There is a lot of the world I haven’t been to like Southeast Asia or Africa. However, a place that has always interested me but I cannot go is Mecca, because only Muslims are allowed to visit. As someone who has studied Islam and Christian-Muslim relations, I would love to be able to visit such an important place of pilgrimage.

What is one aspect or memory of home that you still embrace today?

My mom cultivates this experience of hospitality more then she realizes.  She makes guests feel like they are home.  The joke is that “your glass will never be empty because she will always be there to fill it or your plate will never be clean because there is always another item.” That is a spirit I try to cultivate myself.

Where are some places you have traveled that have expanded your perspectives of yourself and the world?

A few years ago, I worked for an organization called the International Council of Christians and Jews and I was at a meeting in Vienna, Austria. Since we were in the capital we had lunch with a few officials from the Austrian government. I had this conversation which in hindsight seems obvious but at the time had a great impact on me. There was an official that was asking us about the notions of plurality and identity that Americans sometimes take for granted. This individual was asking, for example, “with first and second generation immigrants, what does it mean to be a Turkish Austrian?” It seemed to be challenging to wrap their minds around this concept, this duality. That complexity of identity is not something that I had really considered coming from an American context, because it is expected here. Conversations that we have about multiculturalism and diversity in the United States are so different then conversations happening in other parts of the world and that experience expanded my perspective.

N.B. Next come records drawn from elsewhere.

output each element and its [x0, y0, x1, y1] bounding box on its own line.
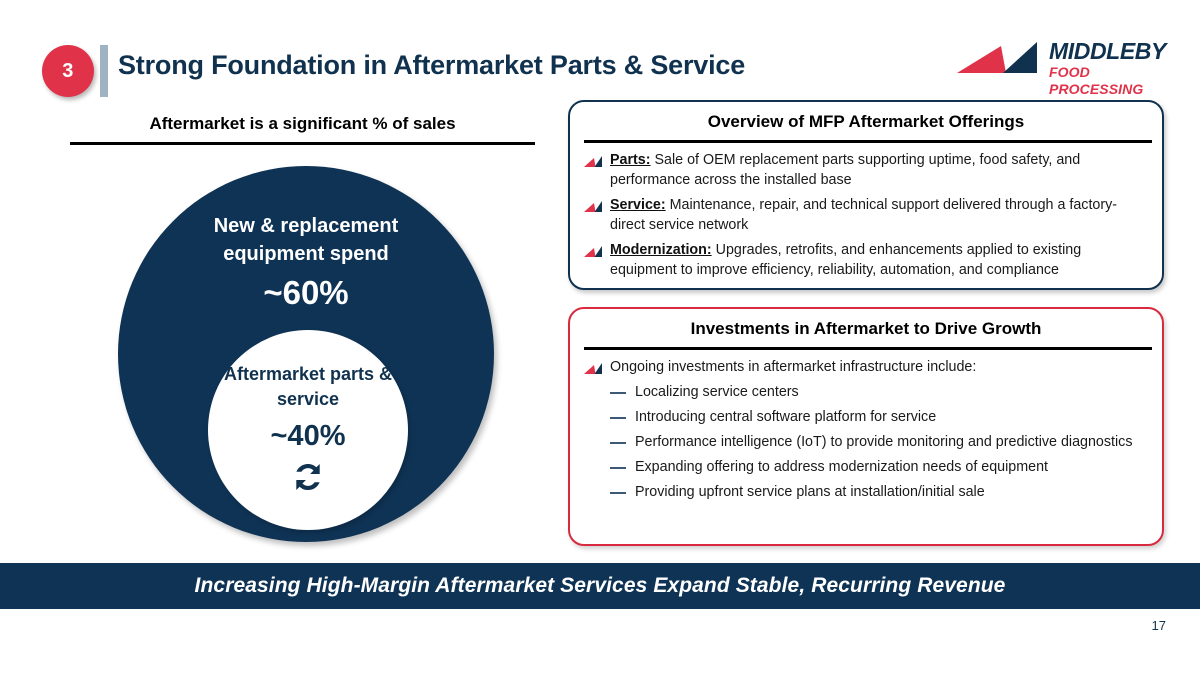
list-item: Performance intelligence (IoT) to provid…	[610, 432, 1150, 452]
list-item-body: Maintenance, repair, and technical suppo…	[610, 197, 1117, 233]
sync-arrows-icon	[290, 459, 326, 495]
list-item-text: Providing upfront service plans at insta…	[635, 482, 985, 502]
chart-inner-label: Aftermarket parts & service	[216, 362, 400, 412]
list-item-lead: Parts:	[610, 152, 651, 168]
list-item-text: Performance intelligence (IoT) to provid…	[635, 432, 1132, 452]
list-item-text: Modernization: Upgrades, retrofits, and …	[610, 240, 1150, 280]
chart-inner-slice: Aftermarket parts & service ~40%	[208, 330, 408, 530]
panel-investments: Investments in Aftermarket to Drive Grow…	[568, 307, 1164, 546]
dash-bullet-icon	[610, 467, 626, 469]
list-item: Service: Maintenance, repair, and techni…	[584, 195, 1150, 235]
dash-bullet-icon	[610, 417, 626, 419]
list-item: Localizing service centers	[610, 382, 1150, 402]
dash-bullet-icon	[610, 392, 626, 394]
list-item-body: Sale of OEM replacement parts supporting…	[610, 152, 1080, 188]
panel-investments-rule	[584, 347, 1152, 350]
panel-overview-title: Overview of MFP Aftermarket Offerings	[570, 112, 1162, 132]
dash-bullet-icon	[610, 442, 626, 444]
logo-name: MIDDLEBY	[1049, 38, 1166, 64]
list-item-text: Ongoing investments in aftermarket infra…	[610, 357, 976, 377]
swoosh-bullet-icon	[584, 246, 603, 258]
slide-number-badge: 3	[42, 45, 94, 97]
page-title: Strong Foundation in Aftermarket Parts &…	[118, 50, 745, 81]
footer-banner-text: Increasing High-Margin Aftermarket Servi…	[195, 574, 1006, 598]
title-accent-bar	[100, 45, 108, 97]
list-item-lead: Service:	[610, 197, 666, 213]
list-item: Parts: Sale of OEM replacement parts sup…	[584, 150, 1150, 190]
list-item-text: Service: Maintenance, repair, and techni…	[610, 195, 1150, 235]
company-logo: MIDDLEBY FOOD PROCESSING	[957, 36, 1162, 90]
logo-subtitle: FOOD PROCESSING	[1049, 64, 1166, 98]
page-number: 17	[1152, 618, 1166, 633]
chart-outer-value: ~60%	[168, 274, 444, 312]
panel-overview: Overview of MFP Aftermarket Offerings Pa…	[568, 100, 1164, 290]
list-item: Modernization: Upgrades, retrofits, and …	[584, 240, 1150, 280]
aftermarket-share-chart: New & replacement equipment spend ~60% A…	[118, 166, 498, 546]
list-item-text: Localizing service centers	[635, 382, 799, 402]
swoosh-bullet-icon	[584, 201, 603, 213]
list-item-lead: Modernization:	[610, 242, 712, 258]
logo-wordmark: MIDDLEBY FOOD PROCESSING	[1049, 38, 1166, 98]
dash-bullet-icon	[610, 492, 626, 494]
list-item-text: Introducing central software platform fo…	[635, 407, 936, 427]
left-section-heading: Aftermarket is a significant % of sales	[70, 114, 535, 134]
panel-overview-body: Parts: Sale of OEM replacement parts sup…	[584, 150, 1150, 285]
panel-investments-body: Ongoing investments in aftermarket infra…	[584, 357, 1150, 507]
middleby-swoosh-icon	[957, 42, 1047, 76]
left-section-rule	[70, 142, 535, 145]
panel-investments-title: Investments in Aftermarket to Drive Grow…	[570, 319, 1162, 339]
list-item: Providing upfront service plans at insta…	[610, 482, 1150, 502]
chart-outer-label: New & replacement equipment spend	[168, 212, 444, 268]
list-item: Expanding offering to address modernizat…	[610, 457, 1150, 477]
swoosh-bullet-icon	[584, 363, 603, 375]
list-item-text: Parts: Sale of OEM replacement parts sup…	[610, 150, 1150, 190]
footer-banner: Increasing High-Margin Aftermarket Servi…	[0, 563, 1200, 609]
panel-overview-rule	[584, 140, 1152, 143]
slide: 3 Strong Foundation in Aftermarket Parts…	[0, 0, 1200, 675]
list-item: Ongoing investments in aftermarket infra…	[584, 357, 1150, 377]
list-item-text: Expanding offering to address modernizat…	[635, 457, 1048, 477]
slide-number-badge-label: 3	[62, 60, 74, 83]
list-item: Introducing central software platform fo…	[610, 407, 1150, 427]
chart-inner-value: ~40%	[216, 420, 400, 453]
swoosh-bullet-icon	[584, 156, 603, 168]
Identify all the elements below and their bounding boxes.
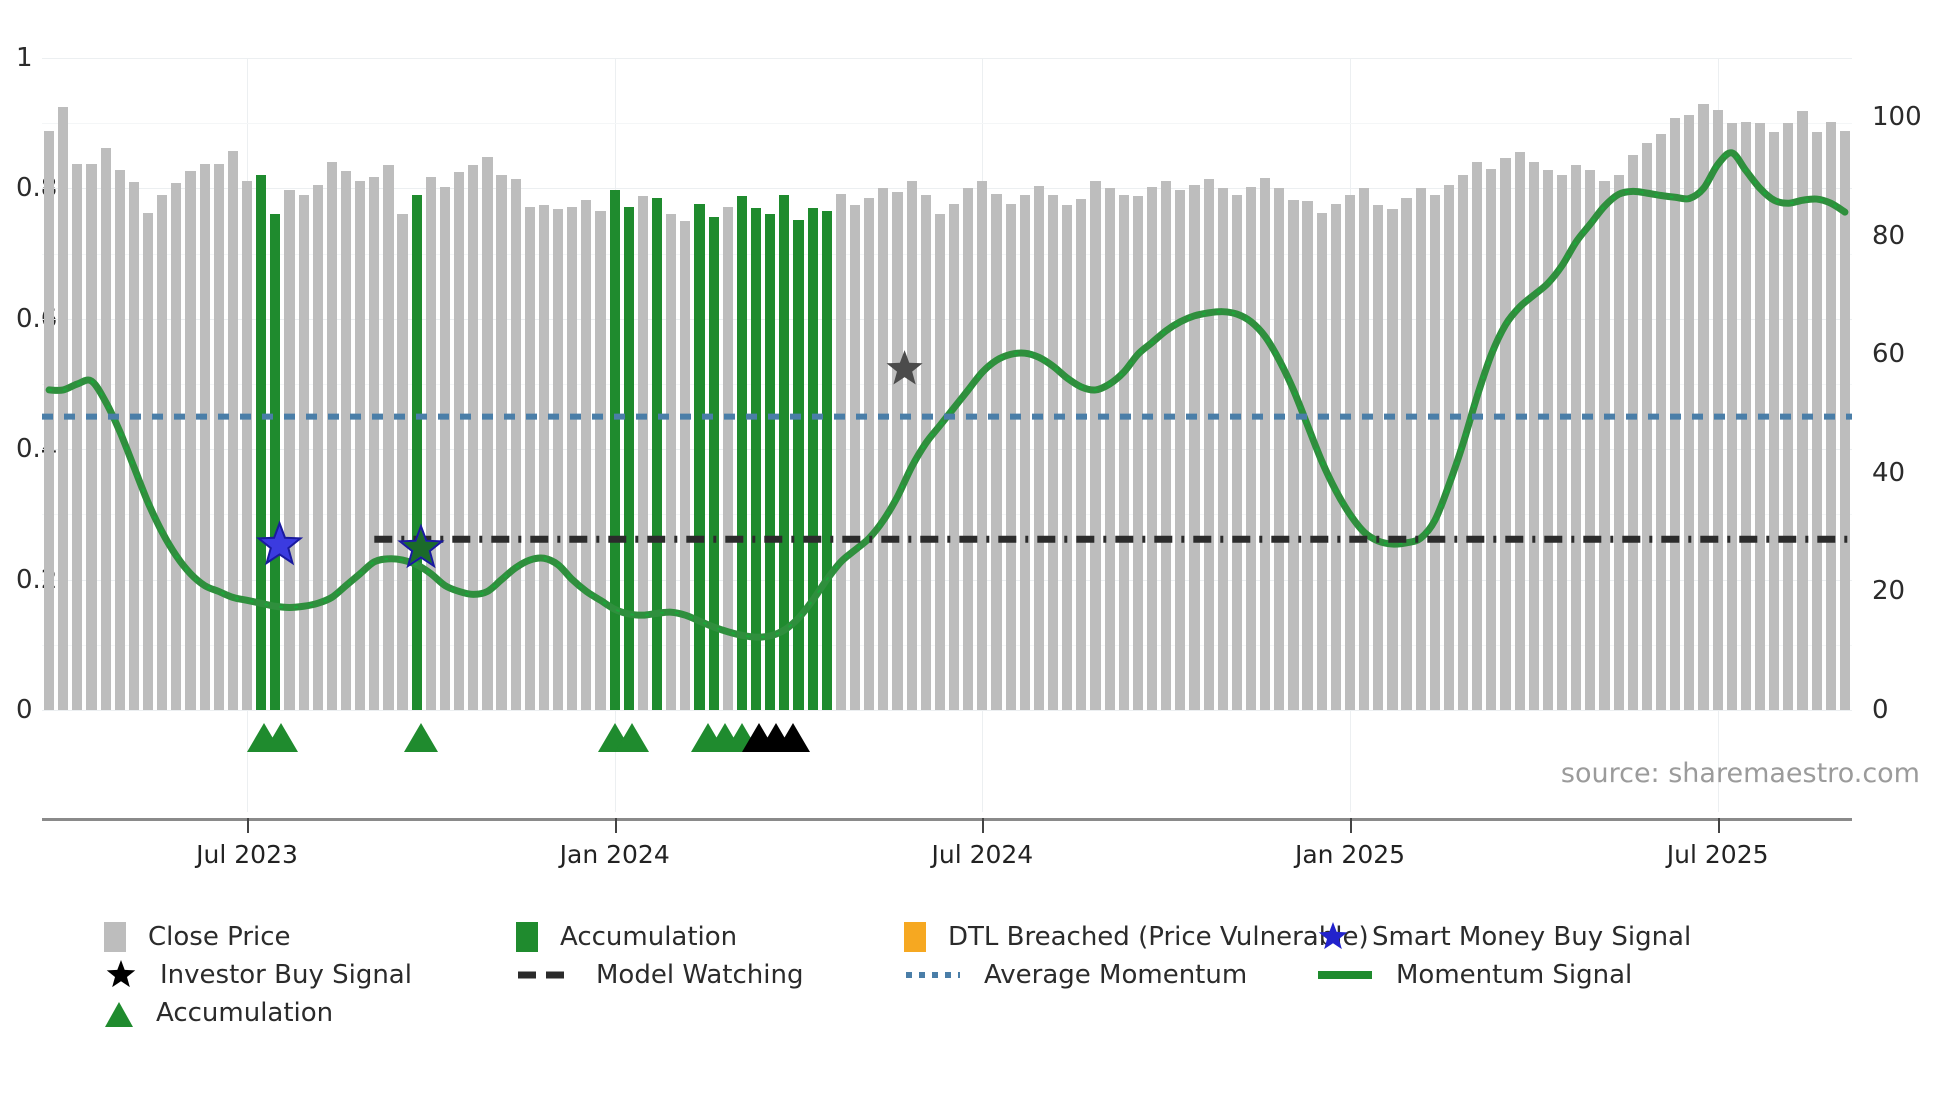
close-price-bar[interactable] [496,175,506,710]
close-price-bar[interactable] [680,221,690,710]
close-price-bar[interactable] [1713,110,1723,710]
legend-label: Average Momentum [984,960,1247,990]
close-price-bar[interactable] [1359,188,1369,710]
legend-star-icon [1316,921,1350,953]
close-price-bar[interactable] [1161,181,1171,710]
close-price-bar[interactable] [878,188,888,710]
close-price-bar[interactable] [1642,143,1652,710]
accumulation-bar[interactable] [779,195,789,710]
close-price-bar[interactable] [892,192,902,710]
close-price-bar[interactable] [581,200,591,710]
close-price-bar[interactable] [72,164,82,710]
close-price-bar[interactable] [1260,178,1270,710]
legend-item-average-momentum[interactable]: Average Momentum [904,956,1247,994]
close-price-bar[interactable] [1698,104,1708,710]
close-price-bar[interactable] [1571,165,1581,710]
close-price-bar[interactable] [1472,162,1482,710]
legend-item-investor-buy[interactable]: Investor Buy Signal [104,956,412,994]
close-price-bar[interactable] [185,171,195,710]
legend-square-swatch-icon [904,922,926,952]
chart-root: 00.20.40.60.81 020406080100 Jul 2023Jan … [0,0,1960,1102]
y-tick-label-left: 1 [16,43,33,73]
close-price-bar[interactable] [440,187,450,710]
source-watermark: source: sharemaestro.com [1561,758,1920,789]
accumulation-bar[interactable] [610,190,620,710]
accumulation-bar[interactable] [751,208,761,710]
close-price-bar[interactable] [1246,187,1256,710]
close-price-bar[interactable] [1614,175,1624,710]
accumulation-triangle-marker[interactable] [264,723,298,752]
close-price-bar[interactable] [327,162,337,710]
close-price-bar[interactable] [1147,187,1157,710]
legend-item-dtl-breached[interactable]: DTL Breached (Price Vulnerable) [904,918,1369,956]
accumulation-triangle-marker[interactable] [615,723,649,752]
legend-line-icon [904,960,962,990]
x-tick-mark [1718,818,1720,833]
close-price-bar[interactable] [921,195,931,710]
legend-label: Accumulation [560,922,737,952]
legend-square-swatch-icon [516,922,538,952]
close-price-bar[interactable] [369,177,379,710]
close-price-bar[interactable] [1274,188,1284,710]
y-tick-label-left: 0 [16,695,33,725]
close-price-bar[interactable] [949,204,959,710]
close-price-bar[interactable] [1288,200,1298,710]
close-price-bar[interactable] [1345,195,1355,710]
legend-item-model-watching[interactable]: Model Watching [516,956,803,994]
close-price-bar[interactable] [1769,132,1779,710]
close-price-bar[interactable] [963,188,973,710]
plot-area [42,58,1852,710]
accumulation-bar[interactable] [270,214,280,710]
close-price-bar[interactable] [1034,186,1044,710]
close-price-bar[interactable] [1090,181,1100,710]
close-price-bar[interactable] [511,179,521,710]
legend-triangle-icon [104,998,134,1028]
close-price-bar[interactable] [836,194,846,710]
x-tick-label: Jan 2025 [1295,840,1405,869]
close-price-bar[interactable] [143,213,153,710]
close-price-bar[interactable] [214,164,224,710]
close-price-bar[interactable] [171,183,181,710]
legend-label: Accumulation [156,998,333,1028]
close-price-bar[interactable] [1387,209,1397,710]
x-tick-label: Jul 2025 [1667,840,1769,869]
legend-item-close-price[interactable]: Close Price [104,918,291,956]
close-price-bar[interactable] [1218,188,1228,710]
legend-label: Investor Buy Signal [160,960,412,990]
close-price-bar[interactable] [1119,195,1129,710]
close-price-bar[interactable] [1543,170,1553,710]
y-tick-label-right: 40 [1872,458,1905,488]
x-tick-label: Jan 2024 [560,840,670,869]
x-axis-line [42,818,1852,821]
close-price-bar[interactable] [539,205,549,710]
close-price-bar[interactable] [1458,175,1468,710]
accumulation-triangle-marker[interactable] [776,723,810,752]
close-price-bar[interactable] [1557,175,1567,710]
close-price-bar[interactable] [397,214,407,710]
accumulation-bar[interactable] [737,196,747,710]
close-price-bar[interactable] [1797,111,1807,710]
close-price-bar[interactable] [1430,195,1440,710]
close-price-bar[interactable] [1515,152,1525,710]
y-tick-label-right: 80 [1872,221,1905,251]
x-tick-label: Jul 2023 [196,840,298,869]
legend-label: Smart Money Buy Signal [1372,922,1691,952]
close-price-bar[interactable] [666,214,676,710]
close-price-bar[interactable] [482,157,492,710]
close-price-bar[interactable] [864,198,874,710]
close-price-bar[interactable] [157,195,167,710]
accumulation-bar[interactable] [808,208,818,710]
close-price-bar[interactable] [1529,162,1539,710]
close-price-bar[interactable] [1006,204,1016,710]
close-price-bar[interactable] [1741,122,1751,710]
legend-line-icon [516,960,574,990]
close-price-bar[interactable] [1416,188,1426,710]
legend-label: DTL Breached (Price Vulnerable) [948,922,1369,952]
close-price-bar[interactable] [1204,179,1214,710]
close-price-bar[interactable] [991,194,1001,710]
close-price-bar[interactable] [228,151,238,710]
legend-star-icon [104,959,138,991]
y-tick-label-right: 0 [1872,695,1889,725]
close-price-bar[interactable] [1755,123,1765,710]
close-price-bar[interactable] [907,181,917,710]
close-price-bar[interactable] [341,171,351,710]
close-price-bar[interactable] [1189,185,1199,711]
accumulation-bar[interactable] [412,195,422,710]
close-price-bar[interactable] [1175,190,1185,710]
close-price-bar[interactable] [242,181,252,710]
bar-series-close-price[interactable] [42,58,1852,710]
accumulation-bar[interactable] [652,198,662,710]
accumulation-bar[interactable] [694,204,704,710]
close-price-bar[interactable] [1076,199,1086,710]
close-price-bar[interactable] [313,185,323,711]
close-price-bar[interactable] [1317,213,1327,710]
close-price-bar[interactable] [1670,118,1680,710]
close-price-bar[interactable] [553,209,563,710]
close-price-bar[interactable] [101,148,111,710]
legend-row: Accumulation [104,994,1904,1032]
close-price-bar[interactable] [1684,115,1694,710]
close-price-bar[interactable] [1486,169,1496,710]
accumulation-bar[interactable] [793,220,803,710]
close-price-bar[interactable] [1302,201,1312,710]
legend-row: Close PriceAccumulationDTL Breached (Pri… [104,918,1904,956]
y-tick-label-right: 60 [1872,339,1905,369]
accumulation-bar[interactable] [822,211,832,710]
close-price-bar[interactable] [1373,205,1383,710]
legend-row: Investor Buy SignalModel WatchingAverage… [104,956,1904,994]
close-price-bar[interactable] [1628,155,1638,711]
close-price-bar[interactable] [1500,158,1510,710]
accumulation-triangle-marker[interactable] [404,723,438,752]
close-price-bar[interactable] [299,195,309,710]
close-price-bar[interactable] [1062,205,1072,710]
close-price-bar[interactable] [1783,123,1793,710]
close-price-bar[interactable] [935,214,945,710]
close-price-bar[interactable] [115,170,125,710]
close-price-bar[interactable] [1840,131,1850,710]
accumulation-bar[interactable] [709,217,719,710]
close-price-bar[interactable] [850,205,860,710]
accumulation-bar[interactable] [256,175,266,710]
chart-legend: Close PriceAccumulationDTL Breached (Pri… [104,918,1904,1032]
close-price-bar[interactable] [86,164,96,710]
close-price-bar[interactable] [426,177,436,710]
close-price-bar[interactable] [1105,188,1115,710]
close-price-bar[interactable] [58,107,68,710]
legend-label: Close Price [148,922,291,952]
close-price-bar[interactable] [200,164,210,710]
legend-item-accumulation-bar[interactable]: Accumulation [516,918,737,956]
close-price-bar[interactable] [454,172,464,710]
x-tick-mark [247,818,249,833]
close-price-bar[interactable] [1020,195,1030,710]
close-price-bar[interactable] [723,207,733,710]
close-price-bar[interactable] [284,190,294,710]
close-price-bar[interactable] [44,131,54,710]
legend-square-swatch-icon [104,922,126,952]
x-tick-mark [615,818,617,833]
legend-line-icon [1316,960,1374,990]
accumulation-bar[interactable] [624,207,634,710]
close-price-bar[interactable] [383,165,393,710]
close-price-bar[interactable] [567,207,577,710]
x-tick-mark [1350,818,1352,833]
close-price-bar[interactable] [1585,170,1595,710]
legend-label: Momentum Signal [1396,960,1632,990]
y-tick-label-right: 100 [1872,102,1922,132]
accumulation-bar[interactable] [765,214,775,710]
legend-item-smart-money-buy[interactable]: Smart Money Buy Signal [1316,918,1691,956]
close-price-bar[interactable] [1656,134,1666,710]
close-price-bar[interactable] [1826,122,1836,710]
x-tick-label: Jul 2024 [931,840,1033,869]
close-price-bar[interactable] [1401,198,1411,710]
legend-item-accumulation-tri[interactable]: Accumulation [104,994,333,1032]
close-price-bar[interactable] [1331,204,1341,710]
close-price-bar[interactable] [1812,132,1822,710]
accumulation-triangle-row [42,712,1852,760]
gridline [42,710,1852,711]
close-price-bar[interactable] [1232,195,1242,710]
close-price-bar[interactable] [1133,196,1143,710]
close-price-bar[interactable] [595,211,605,710]
y-tick-label-right: 20 [1872,576,1905,606]
close-price-bar[interactable] [468,165,478,710]
close-price-bar[interactable] [977,181,987,710]
close-price-bar[interactable] [1444,185,1454,711]
close-price-bar[interactable] [525,207,535,710]
legend-label: Model Watching [596,960,803,990]
close-price-bar[interactable] [129,182,139,710]
close-price-bar[interactable] [638,196,648,710]
close-price-bar[interactable] [1048,195,1058,710]
close-price-bar[interactable] [355,181,365,710]
close-price-bar[interactable] [1599,181,1609,710]
x-tick-mark [982,818,984,833]
legend-item-momentum-signal[interactable]: Momentum Signal [1316,956,1632,994]
close-price-bar[interactable] [1727,123,1737,710]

Who is someone that has inspired you? Why?

Sister Dorothy Stang, SND, lived and died advocating for the poor and for the rainforest in Brazil. She spent years there working in solidarity with the indigenous communities fighting loggers and ranchers. Sadly, she was murdered by two ranchers in 2005, and her martyrdom made an impact on me while I was in college. She stands out to me as an inspiring activist for justice partly because she is from the same part of Ohio as I am, and made all these radical decisions about how she was going to live her life in solidarity with the oppressed.